Whichever option you pick, you now face the minefield that is writing a socially acceptable christmas message. For close friends and family, the challenge is easier. One simply expresses the love and respect this person has accrued over the years, and signs the card with the knowledge of a job well done. It is in the realm of the casual aquaintance, the work collegue, or the newly-minted friend that the danger arises. How much should you write? How much will everyone else write? How little can you get away with and still look like you care? You rack your brains for new and fresh ways of writing the same tired old liturgy; "Merry Christmas, I suppose. Here's to a great new year (though I don't really care all that much). Love to-",  here you pause, and struggle to dredge up some distant memory of a time when they mentioned a child/partner/sibling/pet, and eventually give up, inserting the catch-all phrase "- everyone back home". 

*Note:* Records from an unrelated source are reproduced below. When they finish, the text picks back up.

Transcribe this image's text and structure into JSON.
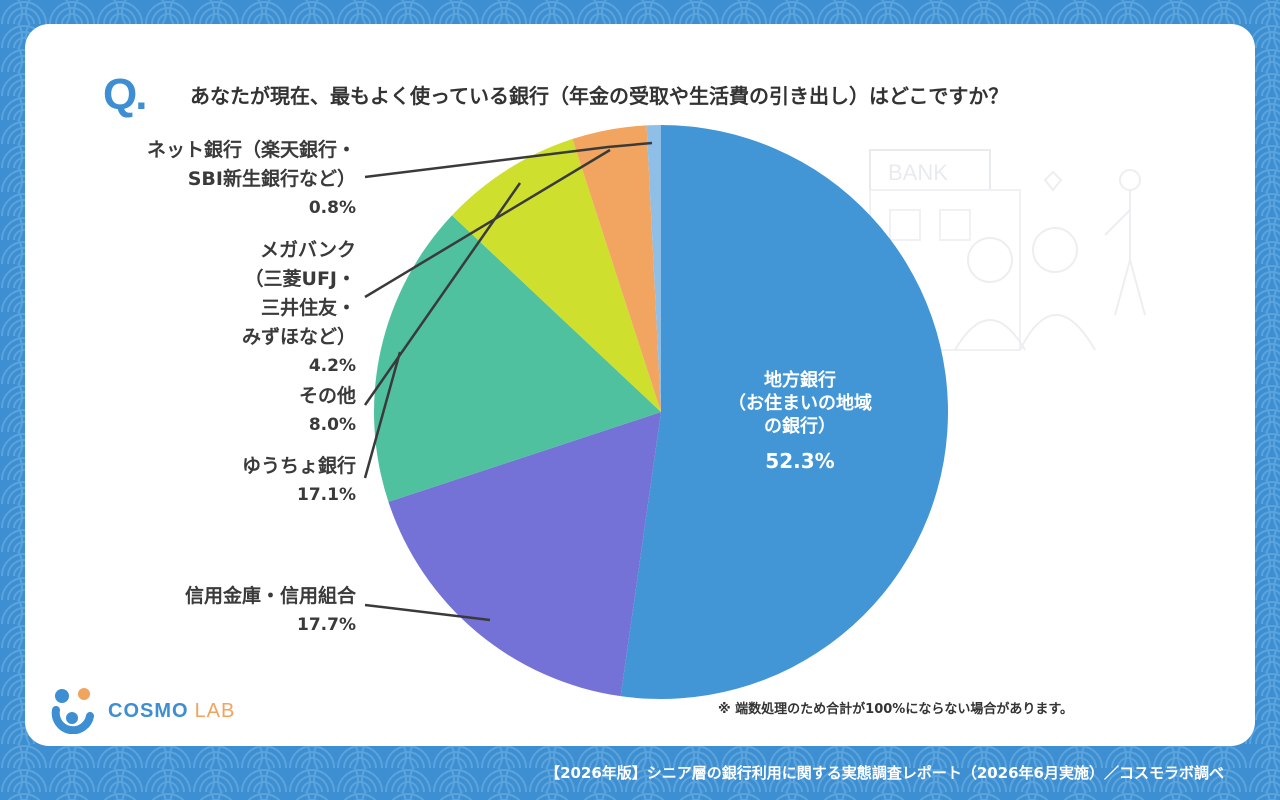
{
  "question": {
    "mark": "Q.",
    "text": "あなたが現在、最もよく使っている銀行（年金の受取や生活費の引き出し）はどこですか？"
  },
  "chart_data": {
    "type": "pie",
    "slices": [
      {
        "label": "地方銀行（お住まいの地域の銀行）",
        "value": 52.3,
        "pct_label": "52.3%",
        "color": "#4296d6"
      },
      {
        "label": "信用金庫・信用組合",
        "value": 17.7,
        "pct_label": "17.7%",
        "color": "#7472d6"
      },
      {
        "label": "ゆうちょ銀行",
        "value": 17.1,
        "pct_label": "17.1%",
        "color": "#4fc19e"
      },
      {
        "label": "その他",
        "value": 8.0,
        "pct_label": "8.0%",
        "color": "#cfdf2e"
      },
      {
        "label": "メガバンク（三菱UFJ・三井住友・みずほなど）",
        "value": 4.2,
        "pct_label": "4.2%",
        "color": "#f1a560"
      },
      {
        "label": "ネット銀行（楽天銀行・SBI新生銀行など）",
        "value": 0.8,
        "pct_label": "0.8%",
        "color": "#8fbfe6"
      }
    ],
    "start": "12 o'clock",
    "direction": "clockwise",
    "legend": "none"
  },
  "labels": {
    "net_bank": {
      "line1": "ネット銀行（楽天銀行・",
      "line2": "SBI新生銀行など）",
      "pct": "0.8%"
    },
    "mega_bank": {
      "line1": "メガバンク",
      "line2": "（三菱UFJ・",
      "line3": "三井住友・",
      "line4": "みずほなど）",
      "pct": "4.2%"
    },
    "other": {
      "line1": "その他",
      "pct": "8.0%"
    },
    "yucho": {
      "line1": "ゆうちょ銀行",
      "pct": "17.1%"
    },
    "shinkin": {
      "line1": "信用金庫・信用組合",
      "pct": "17.7%"
    },
    "regional": {
      "line1": "地方銀行",
      "line2": "（お住まいの地域",
      "line3": "の銀行）",
      "pct": "52.3%"
    }
  },
  "note": "※ 端数処理のため合計が100%にならない場合があります。",
  "logo": {
    "brand": "COSMO",
    "sub": "LAB"
  },
  "footer": "【2026年版】シニア層の銀行利用に関する実態調査レポート（2026年6月実施）／コスモラボ調べ",
  "illustration": {
    "sign": "BANK"
  },
  "colors": {
    "background": "#3d8fd1",
    "card": "#ffffff",
    "accent": "#3d8fd1"
  }
}
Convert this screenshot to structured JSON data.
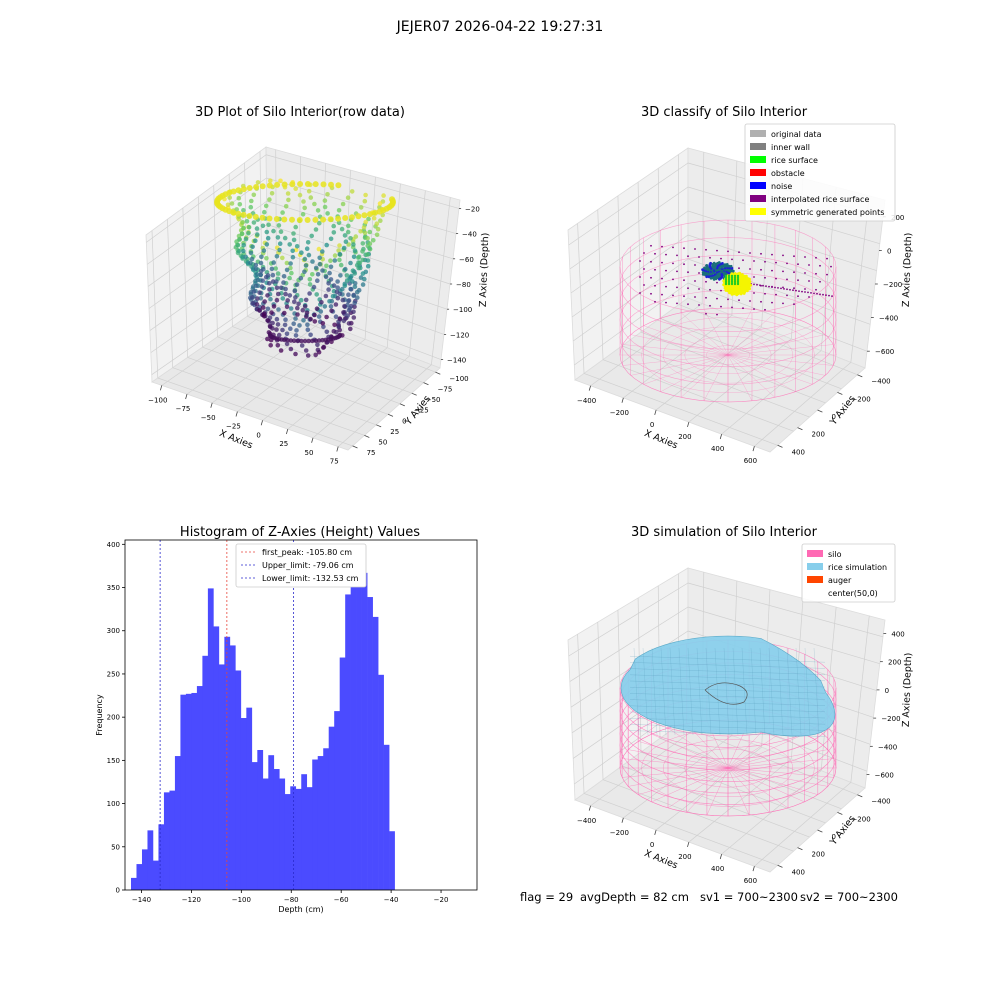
{
  "figure_title": "JEJER07 2026-04-22 19:27:31",
  "footer": {
    "flag": "flag = 29",
    "avg_depth": "avgDepth = 82 cm",
    "sv1": "sv1 = 700~2300",
    "sv2": "sv2 = 700~2300"
  },
  "colors": {
    "hist_bar": "#4b4bff",
    "first_peak_line": "#e8453c",
    "limit_line": "#2a2acc",
    "silo_wire": "#ff69b4",
    "rice_surface": "#87ceeb",
    "auger": "#ff4500",
    "viridis_dark": "#440154",
    "viridis_mid": "#21918c",
    "viridis_light": "#fde725"
  },
  "chart_data": [
    {
      "type": "scatter",
      "title": "3D Plot of Silo Interior(row data)",
      "xlabel": "X Axies",
      "ylabel": "Y Axies",
      "zlabel": "Z Axies (Depth)",
      "x_ticks": [
        "−100",
        "−75",
        "−50",
        "−25",
        "0",
        "25",
        "50",
        "75"
      ],
      "y_ticks": [
        "−100",
        "−75",
        "−50",
        "−25",
        "0",
        "25",
        "50",
        "75"
      ],
      "z_ticks": [
        "−140",
        "−120",
        "−100",
        "−80",
        "−60",
        "−40",
        "−20"
      ],
      "xlim": [
        -110,
        85
      ],
      "ylim": [
        -110,
        85
      ],
      "zlim": [
        -150,
        -10
      ],
      "colormap": "viridis",
      "grid": true
    },
    {
      "type": "scatter",
      "title": "3D classify of Silo Interior",
      "xlabel": "X Axies",
      "ylabel": "Y Axies",
      "zlabel": "Z Axies (Depth)",
      "x_ticks": [
        "−400",
        "−200",
        "0",
        "200",
        "400",
        "600"
      ],
      "y_ticks": [
        "−400",
        "−200",
        "0",
        "200",
        "400"
      ],
      "z_ticks": [
        "−600",
        "−400",
        "−200",
        "0",
        "200"
      ],
      "legend_position": "top-right",
      "legend": [
        {
          "label": "original data",
          "color": "#b0b0b0"
        },
        {
          "label": "inner wall",
          "color": "#808080"
        },
        {
          "label": "rice surface",
          "color": "#00ff00"
        },
        {
          "label": "obstacle",
          "color": "#ff0000"
        },
        {
          "label": "noise",
          "color": "#0000ff"
        },
        {
          "label": "interpolated rice surface",
          "color": "#800080"
        },
        {
          "label": "symmetric generated points",
          "color": "#ffff00"
        }
      ],
      "grid": true
    },
    {
      "type": "bar",
      "title": "Histogram of Z-Axies (Height) Values",
      "xlabel": "Depth (cm)",
      "ylabel": "Frequency",
      "xlim": [
        -146.6,
        -5.6
      ],
      "ylim": [
        0,
        405
      ],
      "x_ticks": [
        "−140",
        "−120",
        "−100",
        "−80",
        "−60",
        "−40",
        "−20"
      ],
      "y_ticks": [
        "0",
        "50",
        "100",
        "150",
        "200",
        "250",
        "300",
        "350",
        "400"
      ],
      "bin_start": -144.2,
      "bin_width": 2.2,
      "values": [
        14,
        30,
        47,
        69,
        34,
        76,
        113,
        115,
        155,
        226,
        227,
        228,
        236,
        271,
        349,
        305,
        261,
        293,
        283,
        254,
        199,
        211,
        148,
        162,
        129,
        156,
        140,
        129,
        111,
        120,
        117,
        134,
        119,
        151,
        155,
        164,
        189,
        207,
        269,
        342,
        373,
        386,
        367,
        339,
        316,
        249,
        168,
        68
      ],
      "vlines": [
        {
          "label": "first_peak: -105.80 cm",
          "x": -105.8,
          "kind": "first_peak"
        },
        {
          "label": "Upper_limit: -79.06 cm",
          "x": -79.06,
          "kind": "limit"
        },
        {
          "label": "Lower_limit: -132.53 cm",
          "x": -132.53,
          "kind": "limit"
        }
      ],
      "legend_position": "upper-center",
      "grid": false
    },
    {
      "type": "area",
      "title": "3D simulation of Silo Interior",
      "xlabel": "X Axies",
      "ylabel": "Y Axies",
      "zlabel": "Z Axies (Depth)",
      "x_ticks": [
        "−400",
        "−200",
        "0",
        "200",
        "400",
        "600"
      ],
      "y_ticks": [
        "−400",
        "−200",
        "0",
        "200",
        "400"
      ],
      "z_ticks": [
        "−600",
        "−400",
        "−200",
        "0",
        "200",
        "400"
      ],
      "legend_position": "top-right",
      "legend": [
        {
          "label": "silo",
          "color": "#ff69b4"
        },
        {
          "label": "rice simulation",
          "color": "#87ceeb"
        },
        {
          "label": "auger",
          "color": "#ff4500"
        },
        {
          "label": "center(50,0)",
          "color": "#ffffff"
        }
      ],
      "grid": true
    }
  ]
}
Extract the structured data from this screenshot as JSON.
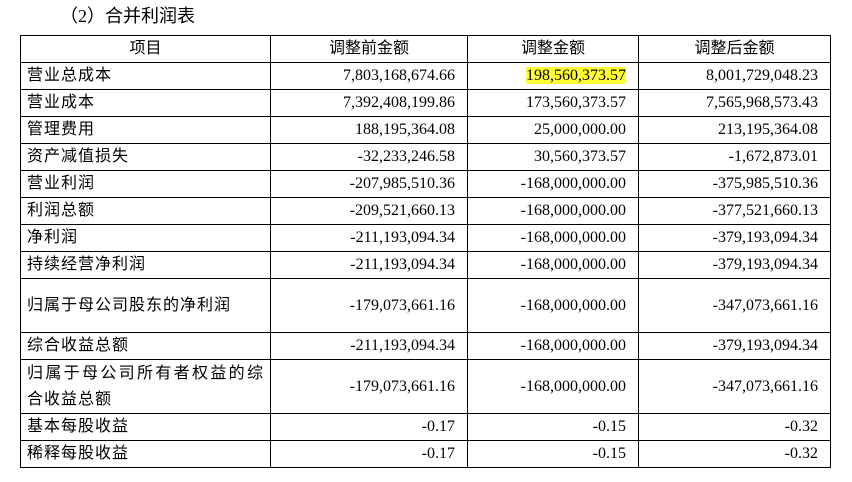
{
  "title": "（2）合并利润表",
  "table": {
    "header": [
      "项目",
      "调整前金额",
      "调整金额",
      "调整后金额"
    ],
    "rows": [
      [
        "营业总成本",
        "7,803,168,674.66",
        "198,560,373.57",
        "8,001,729,048.23"
      ],
      [
        "营业成本",
        "7,392,408,199.86",
        "173,560,373.57",
        "7,565,968,573.43"
      ],
      [
        "管理费用",
        "188,195,364.08",
        "25,000,000.00",
        "213,195,364.08"
      ],
      [
        "资产减值损失",
        "-32,233,246.58",
        "30,560,373.57",
        "-1,672,873.01"
      ],
      [
        "营业利润",
        "-207,985,510.36",
        "-168,000,000.00",
        "-375,985,510.36"
      ],
      [
        "利润总额",
        "-209,521,660.13",
        "-168,000,000.00",
        "-377,521,660.13"
      ],
      [
        "净利润",
        "-211,193,094.34",
        "-168,000,000.00",
        "-379,193,094.34"
      ],
      [
        "持续经营净利润",
        "-211,193,094.34",
        "-168,000,000.00",
        "-379,193,094.34"
      ],
      [
        "归属于母公司股东的净利润",
        "-179,073,661.16",
        "-168,000,000.00",
        "-347,073,661.16"
      ],
      [
        "综合收益总额",
        "-211,193,094.34",
        "-168,000,000.00",
        "-379,193,094.34"
      ],
      [
        "归属于母公司所有者权益的综合收益总额",
        "-179,073,661.16",
        "-168,000,000.00",
        "-347,073,661.16"
      ],
      [
        "基本每股收益",
        "-0.17",
        "-0.15",
        "-0.32"
      ],
      [
        "稀释每股收益",
        "-0.17",
        "-0.15",
        "-0.32"
      ]
    ]
  }
}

Then of course, comes the comparison and insecurity. Did "X" write more to "Z" than they did to you? Does "Z" mean more to "X" than you do? And there's always one person who manages to outshine absolutely everyone. Their homemade cards look professional enough to somehow be both meaningful and expensive. Their messages are personalised and touching. They are the undisputed winner of the christmas card competition (and it is a competition,  of course), so you always try to present your meagre offering BEFORE theirs in a futile attempt not to be completely eclipsed by the standard they set. But, you say to yourself with a resigned sigh, you have done your social duty, and provided everyone in your circle with a card that proves your goodness of heart. This is, naturally, the point where you suddenly remember an aunt or a nephew that you absentmindedly left cardless, and begin to panic over the misery and rejection that will undoubtedly ensue. "Merry" christmas indeed.